Die reparaturbedürftige Straße, an einer Stelle wird tatsächlich Asphalt gelegt, ist in den Ortschaften von großen Plakaten gesäumt. Am kommenden Sonntag (18.9.) wird die neue Duma gewählt. Eins fällt mir besonders auf. Ein Kandidat der vom Kreml geschaffenen Partei Gerechtes Russland behauptet darauf, „Geld ist vorhanden!“ und fordert, „Gebt es den Menschen zurück!“

Mehr als ein Wahlkampfslogan ist das freilich nicht, Putins Millionären und Milliardären droht vom Gerechten Russland keine Gefahr.
Die geht eher vom Kreml aus. So wurde der Milliardär Viktor Wekselberg dieser Tage verpflichtet, sich um das Wohnungswesen von Workuta zu kümmern, d. h. die anfallenden Kosten aus eigener Tasche zu bezahlen. Geld fanden die Behörden auch in der Privatwohnung eines Oberstleutnants aus dem Innenministerium: Valuta im Wert von acht Milliarden Rubel (1 Euro – 73 Rubel).

Foto oben: Hello Kitty, die russische Variante. Gefunden auf einem weissen „Japaner“ in Serpuchow. Am Lenkrad eine junge, gut aussehende Tochter des Landes.

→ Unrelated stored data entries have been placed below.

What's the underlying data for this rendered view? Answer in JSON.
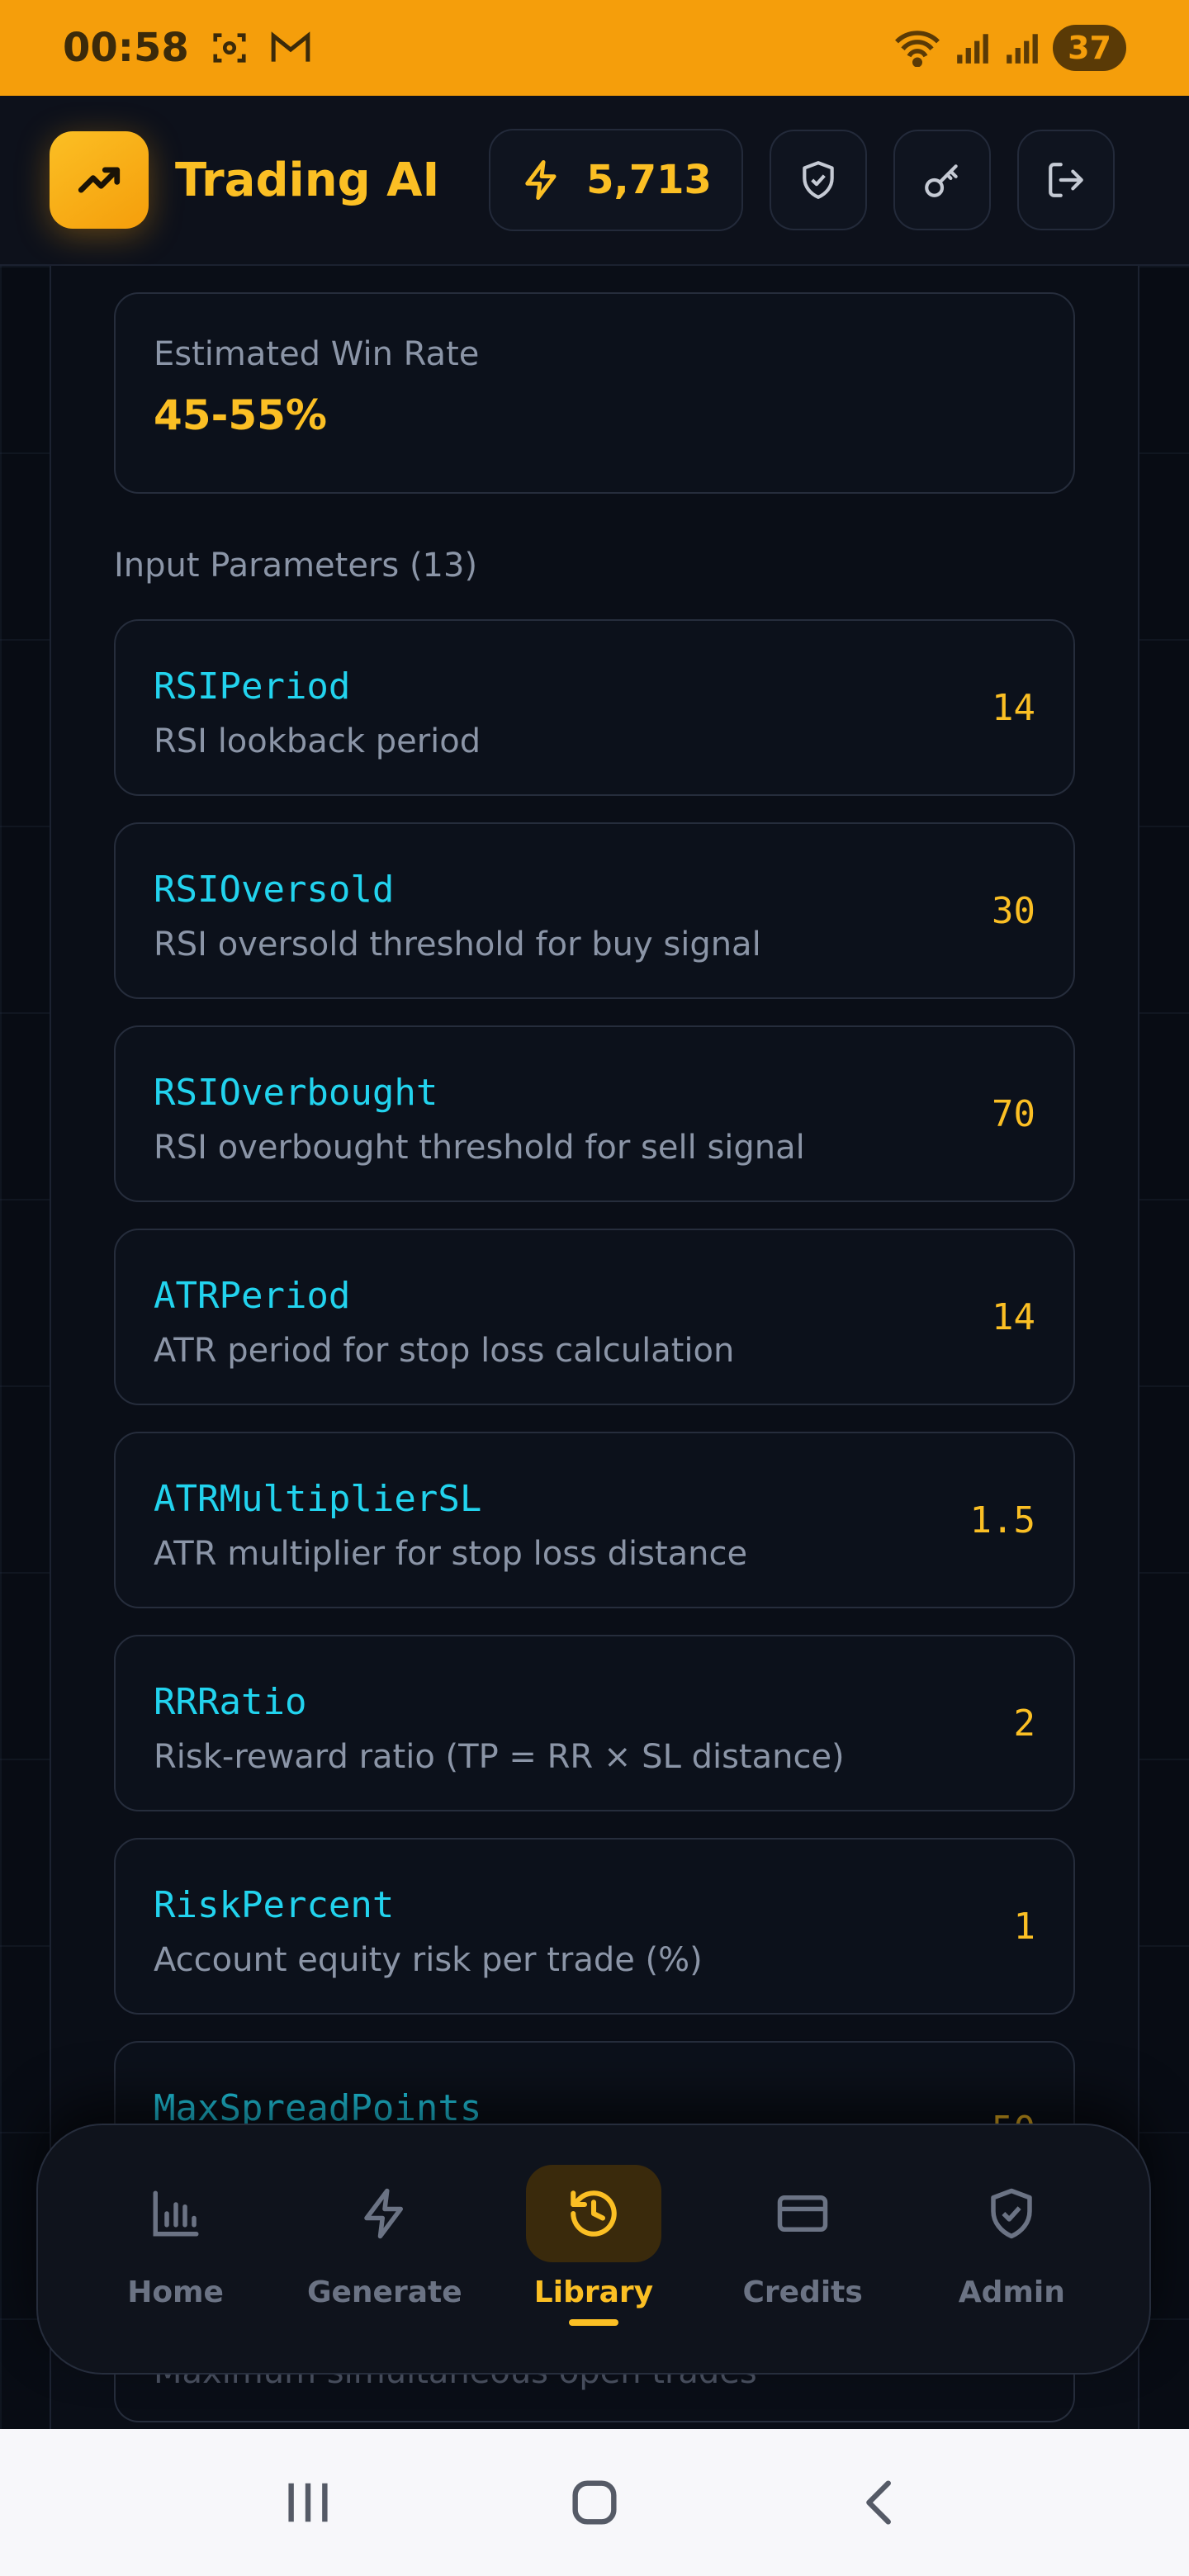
{
  "status_bar": {
    "time": "00:58",
    "battery": "37"
  },
  "header": {
    "title": "Trading AI",
    "credits": "5,713"
  },
  "win_rate": {
    "label": "Estimated Win Rate",
    "value": "45-55%"
  },
  "params": {
    "heading": "Input Parameters (13)",
    "items": [
      {
        "name": "RSIPeriod",
        "desc": "RSI lookback period",
        "value": "14"
      },
      {
        "name": "RSIOversold",
        "desc": "RSI oversold threshold for buy signal",
        "value": "30"
      },
      {
        "name": "RSIOverbought",
        "desc": "RSI overbought threshold for sell signal",
        "value": "70"
      },
      {
        "name": "ATRPeriod",
        "desc": "ATR period for stop loss calculation",
        "value": "14"
      },
      {
        "name": "ATRMultiplierSL",
        "desc": "ATR multiplier for stop loss distance",
        "value": "1.5"
      },
      {
        "name": "RRRatio",
        "desc": "Risk-reward ratio (TP = RR × SL distance)",
        "value": "2"
      },
      {
        "name": "RiskPercent",
        "desc": "Account equity risk per trade (%)",
        "value": "1"
      },
      {
        "name": "MaxSpreadPoints",
        "desc": "",
        "value": "50"
      }
    ],
    "peek_desc": "Maximum simultaneous open trades"
  },
  "nav": {
    "items": [
      {
        "label": "Home",
        "icon": "bar-chart-icon"
      },
      {
        "label": "Generate",
        "icon": "lightning-icon"
      },
      {
        "label": "Library",
        "icon": "history-icon"
      },
      {
        "label": "Credits",
        "icon": "credit-card-icon"
      },
      {
        "label": "Admin",
        "icon": "shield-check-icon"
      }
    ],
    "active": "Library"
  },
  "colors": {
    "accent": "#fbbf24",
    "param_name": "#22d3ee",
    "status_bar": "#f59e0b",
    "background": "#080c14"
  }
}
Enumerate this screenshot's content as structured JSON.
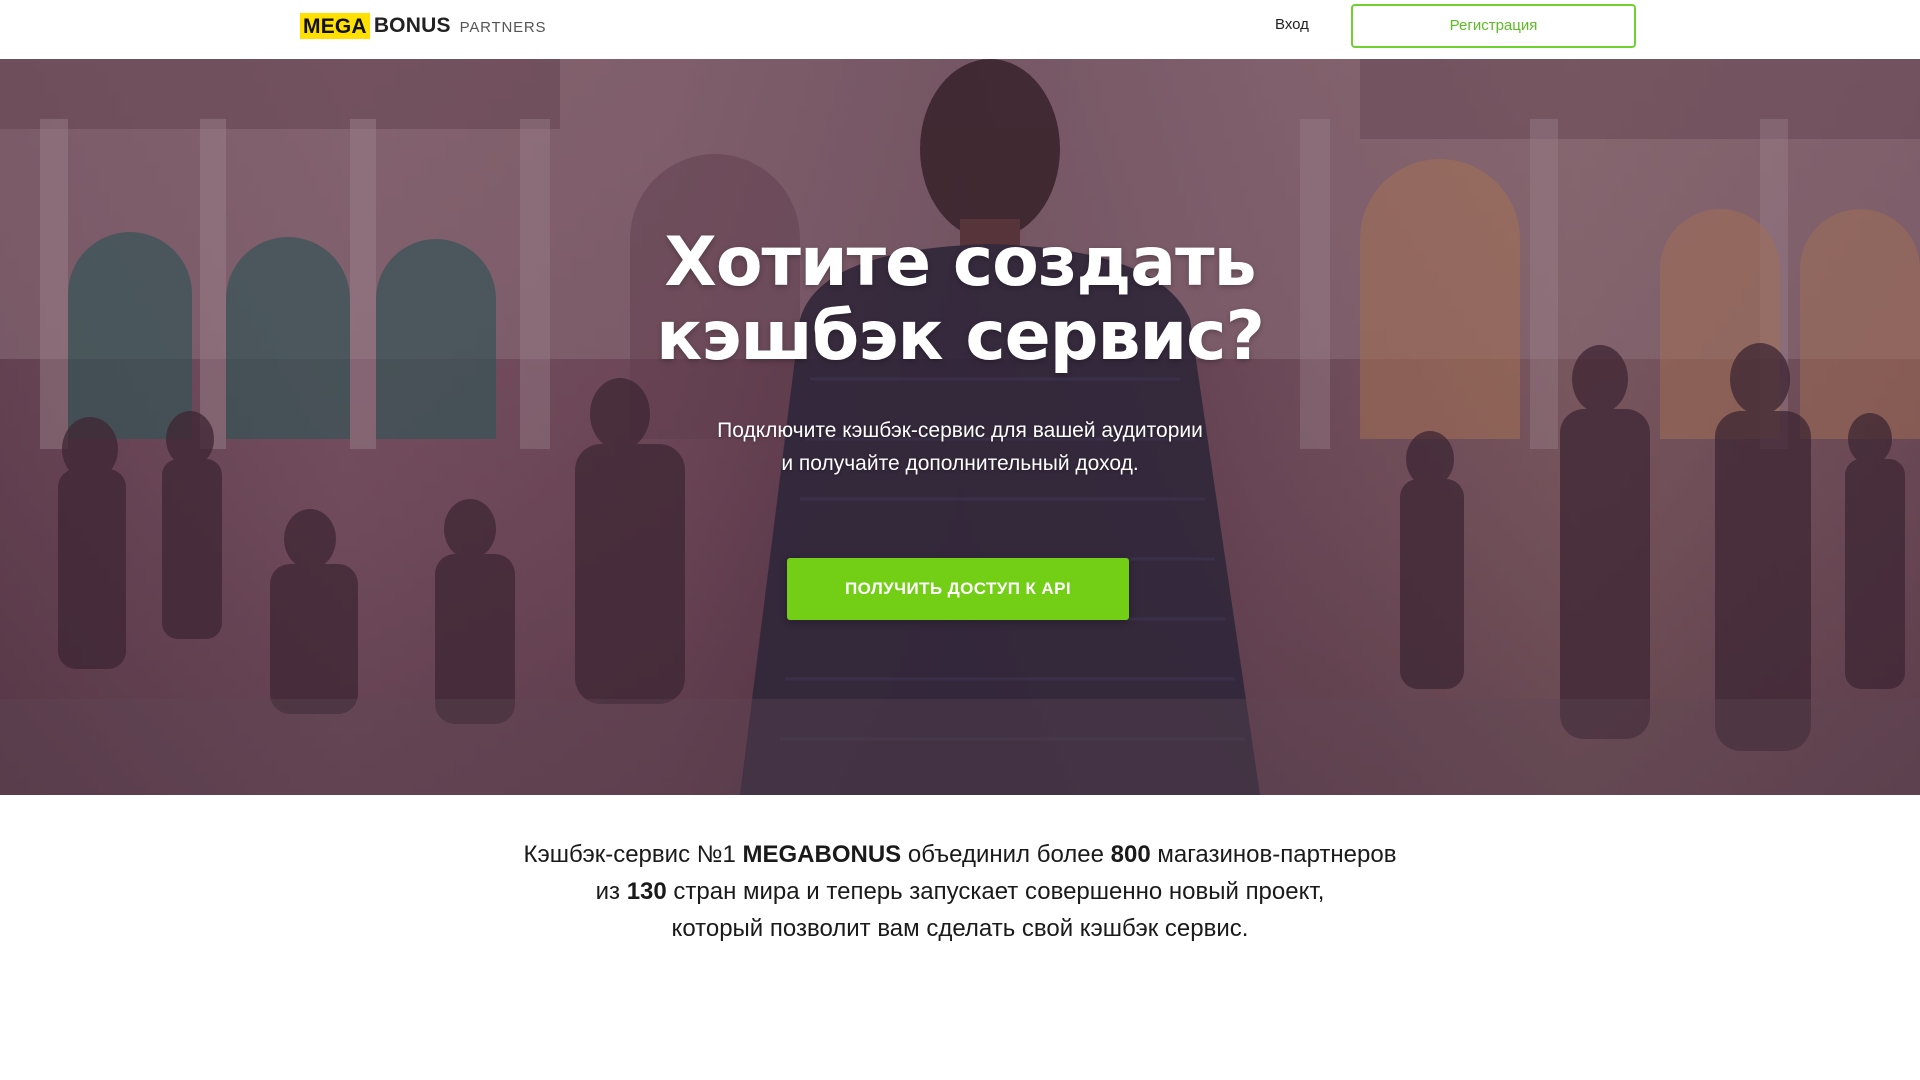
{
  "header": {
    "logo": {
      "mega": "MEGA",
      "bonus": "BONUS",
      "partners": "PARTNERS"
    },
    "login_label": "Вход",
    "register_label": "Регистрация"
  },
  "hero": {
    "title_line1": "Хотите создать",
    "title_line2": "кэшбэк сервис?",
    "subtitle_line1": "Подключите кэшбэк-сервис для вашей аудитории",
    "subtitle_line2": "и получайте дополнительный доход.",
    "cta_label": "ПОЛУЧИТЬ ДОСТУП К API"
  },
  "intro": {
    "line1_a": "Кэшбэк-сервис №1 ",
    "line1_brand": "MEGABONUS",
    "line1_b": " объединил более ",
    "line1_num": "800",
    "line1_c": " магазинов-партнеров",
    "line2_a": "из ",
    "line2_num": "130",
    "line2_b": " стран мира и теперь запускает совершенно новый проект,",
    "line3": "который позволит вам сделать свой кэшбэк сервис."
  },
  "colors": {
    "accent_green": "#72cf16",
    "register_border": "#6fd02f",
    "logo_yellow": "#ffe000"
  },
  "icons": {
    "hero_background": "crowd-street-photo"
  }
}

Tarusa ist für die sowjetische Dissidenten- und Künstlerszene von besonderer Bedeutung, der Ruf der Start wirkt bis heute nach. Hier lebten zeitweilig Marina Zwetajewa, deren Ehemann von Stalins Schergen erschossen wurden, sie selbst starb in der Verbannung. Bella Achmadulina erlitt ein ähnliches Schicksal. Ihre Denkmäler stehen auf dem Steilufer hoch über der Oka, ebenso das für den Konstantin Paustowski.
Junge Leute ohne allzu viele Kenntnisse von der Vergangenheit sehen die Stadt mit anderen Augen. Ihnen fallen eher die wenig erfolgreichen Versuche auf, der berühmten russischen Provinzstadt ein wenig Glanz zu verleihen. Kichernd weigern sich Enkel und Enkelin, den Hochzeitsgarten zu betreten und sich dort ablichten zu lassen. Mein Vorschlag, Paul möge sich für ein paar Minuten ein Mädchen aus Tarusa für ein „historisches“ Foto ausleihen, wurde ebenfalls strikt verworfen. Irgendwie verständlich, denn der kleine Garten vor der Stadtverwaltung glich eher einem Kinderspielplatz. Igor klärte mich bei der Gelegenheit darüber auf, dass „heiraten“ im Russischen „Igratj swadbu“ heisst – Hochzeit spielen! Es ist aber durchaus ernst gemeint – bis zur Scheidung.
Das wahre Leben der Stadt, klärt mich Karina auf, finde ohnehin in den Datschen-Siedlungen außerhalb statt.
Mühsam, aber interessant: Wanderung durch Tarusa.

Hier sollten eigentlich noch ein paar Zeilen von Paul stehen. „Mach‘ ich, Opa!“ versprach er, um dann nicht mehr darauf zurückzukommen…
Nach der Rückkehr nach Alatschkowo – noch vor der Sauna – überkommt mich eine Wahnsinnsidee: Lass uns eine Partei der echten und wahren Freunde Russlands und Deutschlands gründen, in der weder russische Nationalisten noch deutsche Putin-Freaks (Krone-Schmalz, Platzeck) einen Platz haben werden. Igor ist begeistert, wir werden an dem Projekt arbeiten. Nach der Sauna!